Mr Jenkins, to judge from his public utter- ances, is hoping that the Bill will result in a virtual end to the great majority of prison sentences that the courts actually pass at present—namely, sentences of six months or less. But to achieve this objective he is relying more on persuasion than compulsion. There can, it is true, be no further cases of Mrs Baker's kind after the Bill becomes law, because the courts will then be bound to sus- pend sentences of six months or less passed on people convicted of non-violent offences, if they have not been imprisoned before. At

the same time, the Bill seems unlikely to have better than a minimal effect on the problem of overcrowding, unless the courts are pre- pared to observe its spirit as well as its letter. The question remains whether their coopera- tion can be won—and, just as importantly, whether it is deserved.

Theoretically, society would have no rational cause for alarm, if the short prison sentence were simply to be abolished. It has long been regarded by penologists as an essentially use- less and undesirable form of dunishment. For example, a report to a United Nations Con- gress in 1960, from a European working group upon which Britain was represented, pointed out that while it threatened loss of employment, family disruption and 'moral contamination,' it didn't provide any opportunity for 'a sufficiently lengthy treatment.'

In practice, however, the courts cannot be fairly accused of sticking to the short prison sentence out of mere ignorance or folly. There are times, no doubt, when they misuse it, but just as often they feel compelled to resort to it faute de mieux. Though they may have little or no faith in its likely effectiveness, and may even be fully alive to its potential harmfulness, they dare not accept the social risk of taking any other course. (Nor at present is it always pos- sible: there are for example no probation hostels available for persistent adult petty offenders.) This is bound to remain their dilemma, short of a determined effort on the Govern- ment's part to strengthen and develop alterna- tive treatment methods to imprisonment. But there is no sign of any such thing happening at the moment. The probation service is grossly overloaded and undernourished. Though the Criminal Justice Bill promises that imprisonment for drunkenness will be abolished as soon as 'the Secretary of State is satisfied that sufficient suitable accommodation is avail- able for the care and treatment of people convicted of this offence,' plans for offering the Secretary of State such satisfaction have yet to be announced. Again, it is surely deplor- able that though, as quite frequently happens, a court may wish to make a hospital order under the Mental Health Act, it is obliged to pass a prison sentence instead, because no appropriate space in a hospital can be found.

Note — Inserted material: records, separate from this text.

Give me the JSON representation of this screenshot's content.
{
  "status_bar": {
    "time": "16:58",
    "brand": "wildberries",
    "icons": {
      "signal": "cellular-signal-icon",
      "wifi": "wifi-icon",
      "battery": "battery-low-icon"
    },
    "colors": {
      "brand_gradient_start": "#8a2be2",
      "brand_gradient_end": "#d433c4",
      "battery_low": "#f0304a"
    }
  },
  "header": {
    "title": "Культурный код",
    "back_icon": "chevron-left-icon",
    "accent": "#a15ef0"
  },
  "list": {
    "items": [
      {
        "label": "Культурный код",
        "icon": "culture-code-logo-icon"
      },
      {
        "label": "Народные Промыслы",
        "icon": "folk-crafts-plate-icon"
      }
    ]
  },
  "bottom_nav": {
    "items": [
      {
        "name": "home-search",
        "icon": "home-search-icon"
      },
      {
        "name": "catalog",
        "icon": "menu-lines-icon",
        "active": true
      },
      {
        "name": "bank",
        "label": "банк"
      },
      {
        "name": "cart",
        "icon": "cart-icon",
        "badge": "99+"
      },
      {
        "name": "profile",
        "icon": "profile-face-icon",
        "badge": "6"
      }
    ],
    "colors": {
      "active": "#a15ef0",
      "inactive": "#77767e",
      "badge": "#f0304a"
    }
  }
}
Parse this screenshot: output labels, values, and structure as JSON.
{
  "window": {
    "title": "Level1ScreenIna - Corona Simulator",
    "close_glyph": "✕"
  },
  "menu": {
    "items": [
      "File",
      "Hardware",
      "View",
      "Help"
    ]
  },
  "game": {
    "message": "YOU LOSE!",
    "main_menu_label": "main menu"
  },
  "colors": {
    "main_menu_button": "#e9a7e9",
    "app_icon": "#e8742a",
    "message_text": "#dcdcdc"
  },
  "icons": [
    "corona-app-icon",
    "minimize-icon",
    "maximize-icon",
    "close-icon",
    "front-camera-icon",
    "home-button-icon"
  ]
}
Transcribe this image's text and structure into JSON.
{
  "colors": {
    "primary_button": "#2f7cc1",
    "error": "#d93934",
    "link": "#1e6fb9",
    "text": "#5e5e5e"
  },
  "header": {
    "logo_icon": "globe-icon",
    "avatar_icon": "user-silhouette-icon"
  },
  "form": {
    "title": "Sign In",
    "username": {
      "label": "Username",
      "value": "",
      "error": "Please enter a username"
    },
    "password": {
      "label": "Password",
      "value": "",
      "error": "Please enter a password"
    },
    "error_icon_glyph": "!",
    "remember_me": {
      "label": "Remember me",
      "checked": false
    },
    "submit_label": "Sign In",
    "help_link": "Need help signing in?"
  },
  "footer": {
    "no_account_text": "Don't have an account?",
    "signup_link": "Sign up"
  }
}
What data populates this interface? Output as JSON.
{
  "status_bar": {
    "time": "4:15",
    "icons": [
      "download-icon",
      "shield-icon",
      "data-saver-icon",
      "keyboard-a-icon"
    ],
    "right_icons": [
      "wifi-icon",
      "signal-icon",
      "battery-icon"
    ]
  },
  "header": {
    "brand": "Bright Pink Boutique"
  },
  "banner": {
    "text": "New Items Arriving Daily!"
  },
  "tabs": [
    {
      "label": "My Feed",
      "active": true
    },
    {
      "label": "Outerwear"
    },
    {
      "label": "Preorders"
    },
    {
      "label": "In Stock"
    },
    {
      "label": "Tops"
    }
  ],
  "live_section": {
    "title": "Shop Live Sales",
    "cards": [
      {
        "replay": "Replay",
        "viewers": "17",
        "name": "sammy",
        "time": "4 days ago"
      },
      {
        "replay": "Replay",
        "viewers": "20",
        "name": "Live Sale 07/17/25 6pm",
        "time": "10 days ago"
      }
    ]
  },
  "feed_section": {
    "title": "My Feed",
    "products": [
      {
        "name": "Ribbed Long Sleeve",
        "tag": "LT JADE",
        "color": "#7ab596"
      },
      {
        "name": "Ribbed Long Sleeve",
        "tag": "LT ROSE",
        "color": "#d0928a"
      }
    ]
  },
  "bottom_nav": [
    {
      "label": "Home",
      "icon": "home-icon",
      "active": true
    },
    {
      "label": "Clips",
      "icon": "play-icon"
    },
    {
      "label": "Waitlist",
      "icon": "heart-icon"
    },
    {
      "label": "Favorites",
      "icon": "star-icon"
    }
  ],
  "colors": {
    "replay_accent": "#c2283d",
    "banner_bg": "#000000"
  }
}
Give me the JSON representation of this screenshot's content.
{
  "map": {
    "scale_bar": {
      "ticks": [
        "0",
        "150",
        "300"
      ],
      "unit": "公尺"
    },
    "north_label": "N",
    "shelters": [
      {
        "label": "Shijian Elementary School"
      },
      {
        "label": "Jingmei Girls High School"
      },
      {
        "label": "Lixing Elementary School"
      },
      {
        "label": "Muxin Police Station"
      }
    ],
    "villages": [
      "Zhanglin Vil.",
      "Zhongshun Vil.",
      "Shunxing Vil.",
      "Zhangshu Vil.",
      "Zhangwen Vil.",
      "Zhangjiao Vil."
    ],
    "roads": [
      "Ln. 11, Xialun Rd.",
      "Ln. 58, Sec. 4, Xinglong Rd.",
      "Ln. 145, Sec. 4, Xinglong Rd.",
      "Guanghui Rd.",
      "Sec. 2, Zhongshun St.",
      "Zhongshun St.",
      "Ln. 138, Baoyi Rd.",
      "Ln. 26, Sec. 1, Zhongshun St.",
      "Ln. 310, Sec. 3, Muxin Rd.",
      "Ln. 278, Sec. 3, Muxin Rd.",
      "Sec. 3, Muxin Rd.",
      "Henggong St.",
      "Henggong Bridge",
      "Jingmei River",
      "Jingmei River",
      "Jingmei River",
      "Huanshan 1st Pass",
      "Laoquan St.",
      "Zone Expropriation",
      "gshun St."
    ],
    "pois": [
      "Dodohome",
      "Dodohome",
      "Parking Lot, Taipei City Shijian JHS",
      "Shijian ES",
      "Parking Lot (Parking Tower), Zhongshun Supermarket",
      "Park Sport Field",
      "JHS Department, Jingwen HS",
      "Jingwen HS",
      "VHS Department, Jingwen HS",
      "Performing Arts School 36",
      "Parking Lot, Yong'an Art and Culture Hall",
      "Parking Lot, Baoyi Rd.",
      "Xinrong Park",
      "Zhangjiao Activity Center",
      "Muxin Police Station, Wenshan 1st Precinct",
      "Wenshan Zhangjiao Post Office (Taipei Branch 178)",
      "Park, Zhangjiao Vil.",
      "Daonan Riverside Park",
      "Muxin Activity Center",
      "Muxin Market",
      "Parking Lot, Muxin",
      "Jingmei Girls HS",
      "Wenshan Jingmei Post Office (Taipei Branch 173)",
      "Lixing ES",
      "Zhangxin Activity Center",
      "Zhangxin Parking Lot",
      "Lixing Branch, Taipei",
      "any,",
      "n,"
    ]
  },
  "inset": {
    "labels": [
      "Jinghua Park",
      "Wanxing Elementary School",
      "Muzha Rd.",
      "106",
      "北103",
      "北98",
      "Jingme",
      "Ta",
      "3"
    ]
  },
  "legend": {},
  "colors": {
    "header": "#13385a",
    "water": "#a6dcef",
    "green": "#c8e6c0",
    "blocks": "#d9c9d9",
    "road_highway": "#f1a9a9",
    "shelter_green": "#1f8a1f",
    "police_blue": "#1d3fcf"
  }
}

In short, if Mr Jenkins is to win the co- operation of the courts, it is certainly no less important for him to invest in the development of reliable means for keeping people out of prison than in the far costlier business of keeping them safely immured when they get there. Whatever may be said in favour of the vast new prison building programme that was launched in 1956, the bleak fact is that after meeting a bill of some £34 million we are no nearer solving the problem of overcrowding than we were at the outset. Nor, in Lord Mountbatten's view at least, do we possess a single closed institution that comes up to modern standards of either security or hygiene.

In these circumstances, Mr Jenkins might be wise, the security scare notwithstanding, to take a little time out for reflection before plunging ahead with the expenditure of further millions in pursuit of a perhaps illusory end. At least, he should realise that if money is needed to build new prisons, more than ex- pressions of hope are required to empty the old ones.